Où aller maintenant? Regardons. Les trois filles Angot se font concurrence. Toute la troupe s'exhibe sur le balcon de chacun des trois théâtres. Ange Pitou, en pèlerine et en bottes à revers, pose pour le torse et le jabot, à côté d'un Jocrisse soufflant dans un petit fifre noir aux sifflements suraigus, qui vous piquent le tympan comme des coups d'aiguille. Les Muscadins en cravate haute, en frac vert-pomme à longues basques tombantes et effilées, s'avancent, la grosse canne torse au poing, le grand chapeau en arcade sur les yeux, et des cheveux plein le visage. Près d'eux caracolent, sans monture, les hussards d'Augereau, coiffés sur l'oreille de leur petit tonneau. Choeur des conspirateurs, valse à l'orchestre. Passons. Entre les trois filles Angot, mon coeur balance. Je ne veux pas faire de jalouses.

Musée d'anatomie!… Passons encore. Je n'aime pas les squelettes; vive la crémation!

Cosmorama historique!… O Joseph II, ô Henri IV, ô tzar Alexandre! Je vous connais trop bien. Pas d'histoire! des histoires, s'il vous plaît.

Ékonoscope moderne! Fi donc, monsieur l'ékonoscope! Pourquoi n'avez-vous qu'un seul K? Faites-vous si peu de cas de vous-même? Vous et vos vues à travers un carreau rond, vous avez l'air trop sages; je cours aux Bayadères d'en face.

Bon! c'est encore une fille Angot.
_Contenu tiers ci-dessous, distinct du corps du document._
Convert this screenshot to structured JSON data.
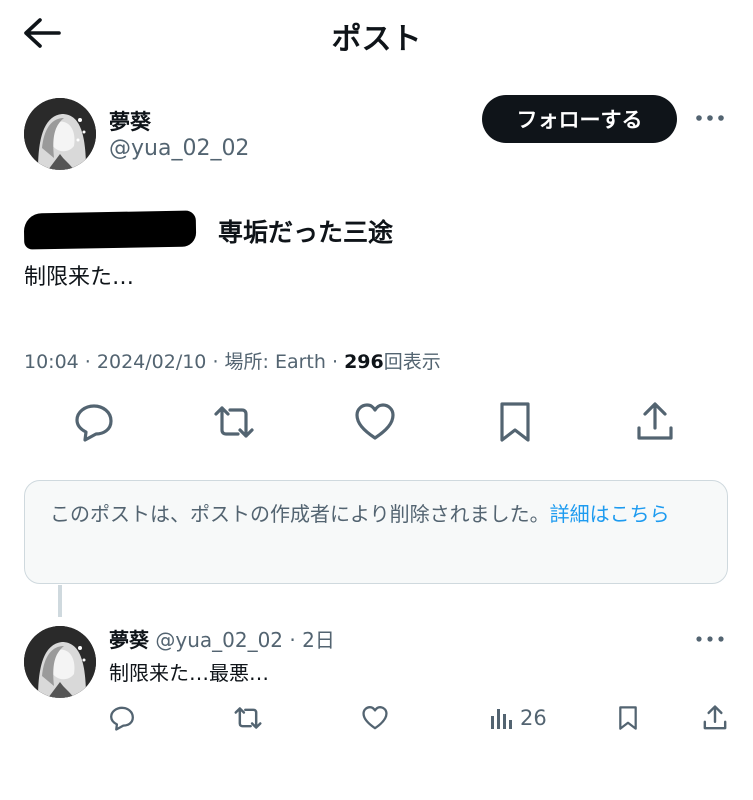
{
  "header": {
    "title": "ポスト",
    "back_icon": "arrow-left-icon"
  },
  "post": {
    "author_name": "夢葵",
    "author_handle": "@yua_02_02",
    "follow_label": "フォローする",
    "line1": "専垢だった三途",
    "line2": "制限来た…",
    "meta": {
      "time": "10:04",
      "date": "2024/02/10",
      "place_label": "場所: Earth",
      "views_count": "296",
      "views_label": "回表示"
    }
  },
  "deleted_notice": {
    "text": "このポストは、ポストの作成者により削除されました。",
    "link": "詳細はこちら"
  },
  "reply": {
    "author_name": "夢葵",
    "author_handle": "@yua_02_02",
    "time": "2日",
    "text": "制限来た…最悪…",
    "views": "26"
  },
  "colors": {
    "accent": "#1d9bf0",
    "text": "#0f1419",
    "muted": "#536471",
    "border": "#cfd9de"
  }
}
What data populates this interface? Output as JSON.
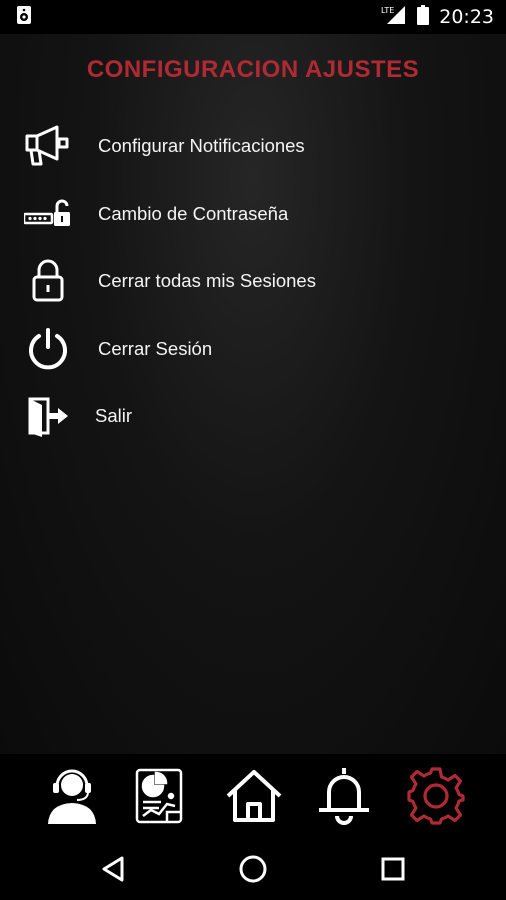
{
  "status_bar": {
    "time": "20:23",
    "network": "LTE",
    "icons": [
      "speaker-icon",
      "lte-signal-icon",
      "battery-icon"
    ]
  },
  "page": {
    "title": "CONFIGURACION AJUSTES",
    "title_color": "#b02a33"
  },
  "menu": {
    "items": [
      {
        "label": "Configurar Notificaciones",
        "icon": "megaphone-icon"
      },
      {
        "label": "Cambio de Contraseña",
        "icon": "password-unlock-icon"
      },
      {
        "label": "Cerrar todas mis Sesiones",
        "icon": "padlock-icon"
      },
      {
        "label": "Cerrar Sesión",
        "icon": "power-icon"
      },
      {
        "label": "Salir",
        "icon": "exit-door-icon"
      }
    ]
  },
  "bottom_nav": {
    "items": [
      "support-agent-icon",
      "report-chart-icon",
      "home-icon",
      "bell-icon",
      "gear-icon"
    ],
    "active": "gear-icon",
    "active_color": "#b02a33"
  },
  "system_nav": {
    "items": [
      "back-icon",
      "home-circle-icon",
      "recents-icon"
    ]
  }
}
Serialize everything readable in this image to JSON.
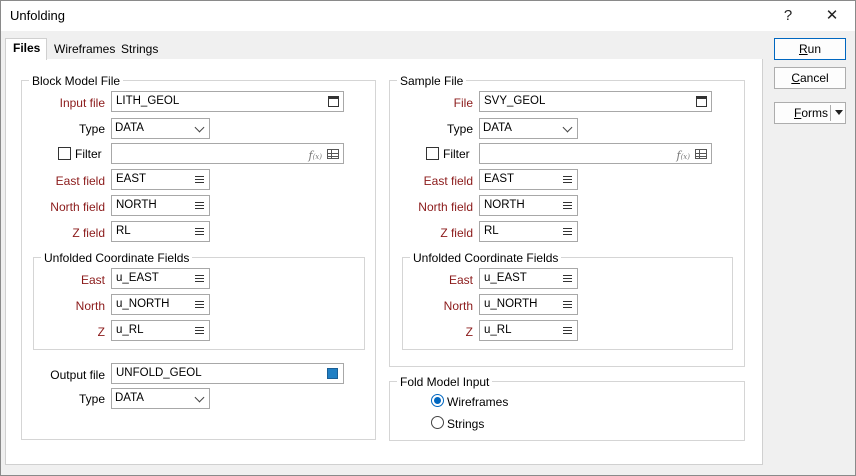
{
  "window": {
    "title": "Unfolding",
    "help_glyph": "?",
    "close_glyph": "✕"
  },
  "tabs": [
    {
      "label": "Files",
      "active": true
    },
    {
      "label": "Wireframes",
      "active": false
    },
    {
      "label": "Strings",
      "active": false
    }
  ],
  "block_model": {
    "group_title": "Block Model File",
    "input_file": {
      "label": "Input file",
      "value": "LITH_GEOL"
    },
    "type": {
      "label": "Type",
      "value": "DATA"
    },
    "filter": {
      "label": "Filter",
      "checked": false,
      "value": ""
    },
    "east": {
      "label": "East field",
      "value": "EAST"
    },
    "north": {
      "label": "North field",
      "value": "NORTH"
    },
    "z": {
      "label": "Z field",
      "value": "RL"
    },
    "unfolded": {
      "title": "Unfolded Coordinate Fields",
      "east": {
        "label": "East",
        "value": "u_EAST"
      },
      "north": {
        "label": "North",
        "value": "u_NORTH"
      },
      "z": {
        "label": "Z",
        "value": "u_RL"
      }
    },
    "output_file": {
      "label": "Output file",
      "value": "UNFOLD_GEOL"
    },
    "output_type": {
      "label": "Type",
      "value": "DATA"
    }
  },
  "sample": {
    "group_title": "Sample File",
    "file": {
      "label": "File",
      "value": "SVY_GEOL"
    },
    "type": {
      "label": "Type",
      "value": "DATA"
    },
    "filter": {
      "label": "Filter",
      "checked": false,
      "value": ""
    },
    "east": {
      "label": "East field",
      "value": "EAST"
    },
    "north": {
      "label": "North field",
      "value": "NORTH"
    },
    "z": {
      "label": "Z field",
      "value": "RL"
    },
    "unfolded": {
      "title": "Unfolded Coordinate Fields",
      "east": {
        "label": "East",
        "value": "u_EAST"
      },
      "north": {
        "label": "North",
        "value": "u_NORTH"
      },
      "z": {
        "label": "Z",
        "value": "u_RL"
      }
    }
  },
  "fold_model": {
    "group_title": "Fold Model Input",
    "options": [
      {
        "label": "Wireframes",
        "selected": true
      },
      {
        "label": "Strings",
        "selected": false
      }
    ]
  },
  "buttons": {
    "run_pre": "",
    "run_ul": "R",
    "run_post": "un",
    "cancel_pre": "",
    "cancel_ul": "C",
    "cancel_post": "ancel",
    "forms_pre": "",
    "forms_ul": "F",
    "forms_post": "orms"
  },
  "colors": {
    "required_label": "#8b1a1a",
    "accent": "#0067c0",
    "swatch": "#1f7fc4"
  }
}
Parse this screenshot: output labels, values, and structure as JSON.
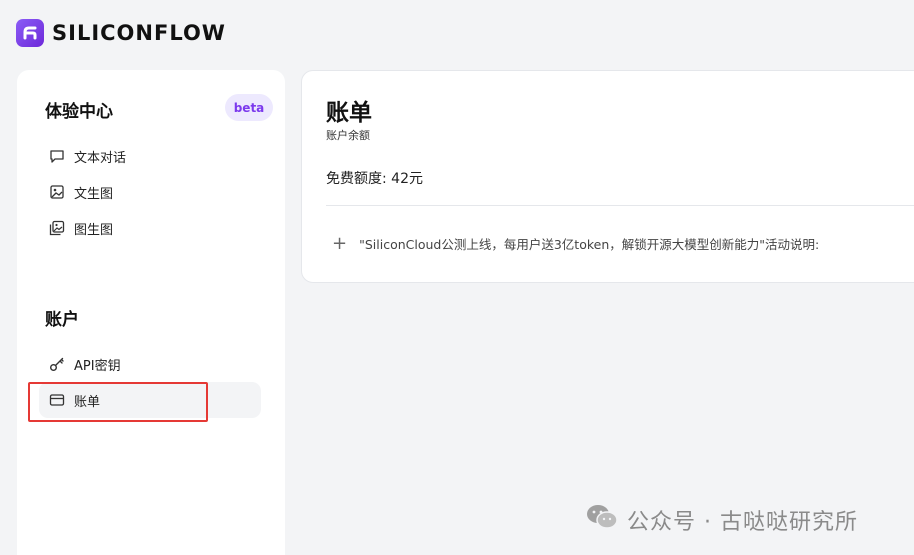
{
  "brand": {
    "name": "SILICONFLOW"
  },
  "sidebar": {
    "experience": {
      "title": "体验中心",
      "badge": "beta",
      "items": [
        {
          "label": "文本对话",
          "icon": "chat-bubble-icon"
        },
        {
          "label": "文生图",
          "icon": "image-icon"
        },
        {
          "label": "图生图",
          "icon": "images-icon"
        }
      ]
    },
    "account": {
      "title": "账户",
      "items": [
        {
          "label": "API密钥",
          "icon": "key-icon"
        },
        {
          "label": "账单",
          "icon": "card-icon",
          "active": true
        }
      ]
    }
  },
  "main": {
    "title": "账单",
    "subtitle": "账户余额",
    "quota": "免费额度: 42元",
    "expand_text": "\"SiliconCloud公测上线，每用户送3亿token，解锁开源大模型创新能力\"活动说明:"
  },
  "watermark": {
    "text": "公众号 · 古哒哒研究所"
  },
  "colors": {
    "accent": "#7c3aed",
    "highlight": "#e53935"
  }
}
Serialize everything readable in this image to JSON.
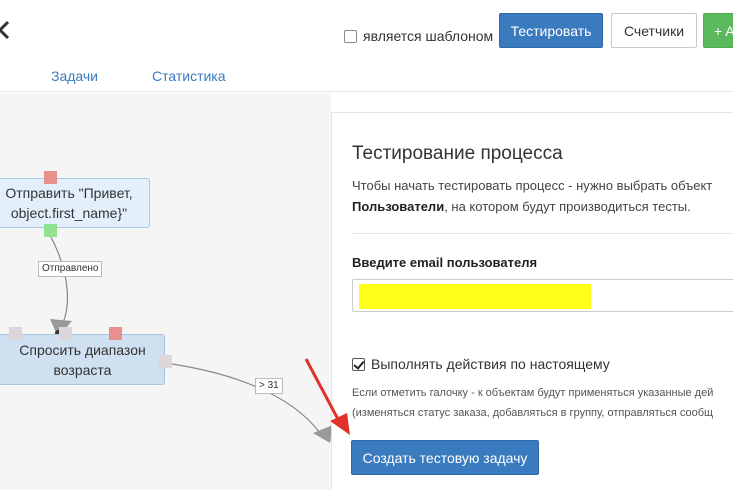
{
  "header": {
    "template_checkbox": {
      "label": "является шаблоном",
      "checked": false
    },
    "test_button": "Тестировать",
    "counters_button": "Счетчики",
    "add_button": "+ A",
    "tabs": [
      {
        "label": "Задачи"
      },
      {
        "label": "Статистика"
      }
    ]
  },
  "canvas": {
    "nodes": [
      {
        "label": "Отправить \"Привет,\nobject.first_name}\""
      },
      {
        "label": "Спросить диапазон\nвозраста"
      }
    ],
    "edge_labels": [
      "Отправлено",
      "> 31"
    ]
  },
  "panel": {
    "title": "Тестирование процесса",
    "desc_line1": "Чтобы начать тестировать процесс - нужно выбрать объект",
    "desc_bold": "Пользователи",
    "desc_rest": ", на котором будут производиться тесты.",
    "email_label": "Введите email пользователя",
    "email_value": "",
    "real_actions": {
      "label": "Выполнять действия по настоящему",
      "checked": true
    },
    "hint_line1": "Если отметить галочку - к объектам будут применяться указанные дей",
    "hint_line2": "(изменяться статус заказа, добавляться в группу, отправляться сообщ",
    "create_button": "Создать тестовую задачу"
  },
  "colors": {
    "primary": "#3a7abf",
    "success": "#5cb85c",
    "highlight": "#ffff1a",
    "annotation_arrow": "#e0322b"
  }
}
Encore des incroyables et des hussards à tresses et à petit tonneau. Une fille rousse, environnée d'une toison de gazes blanches, chiffonnées, déchirées par-ci par-là, voltige sur la galerie. Elle fait des ronds de jambe, des pointes, tourne, tourbillonne, et se livre à une foule d'exercices gracieux avec une visible satisfaction. En avant, la musique! Le tambour bat, le fifre pique, la trompette sonne; une autre déesse, brune celle-ci, en jupe très courte et très évasée, son maillot rose dessinant une jambe bien cambrée et une cuisse bien arrondie, agite gravement, à toute volée, une cloche aux clairs tintements, et, ce faisant, mord de tout son clavier dentaire dans un large morceau de flan. Je vous envoie un baiser, déesse.

Pénétrons-nous dans la grande ménagerie lozérienne, où règne et gouverne «l'illustre et intrépide dompteur»? Il est un peu tard. Allons plus loin.

Mais qu'est-ce qui siffle comme ça? Sur les planches se lit en grosses lettres cette inscription: «Histoire des bagnes.» Une machine à vapeur est installée sur les tréteaux. Un homme à larges côtelettes noires surveille la vapeur et la foule. La foule regarde et admire. La machine marche, siffle, siffle, siffle, et met en mouvement toute la boutique: l'orgue qui joue la Marche des Contrebandiers de Carmen, les petits forçats vêtus de rouge qui se courbent et se redressent entre les roues gigantesques, tels que des singes travestis, et l'homme à côtelettes noires, sévère comme le gouvernement. La vue du bagne moralise les populations. On l'espère du moins. De grands tableaux représentent des évasions maritimes, des condamnés suspendus à des échelles de corde, ramant dans une barque, nageant au sein des flots, et des soldats les traquant, les tenant en joue, les exterminant. Aimables visions, poétiques idées!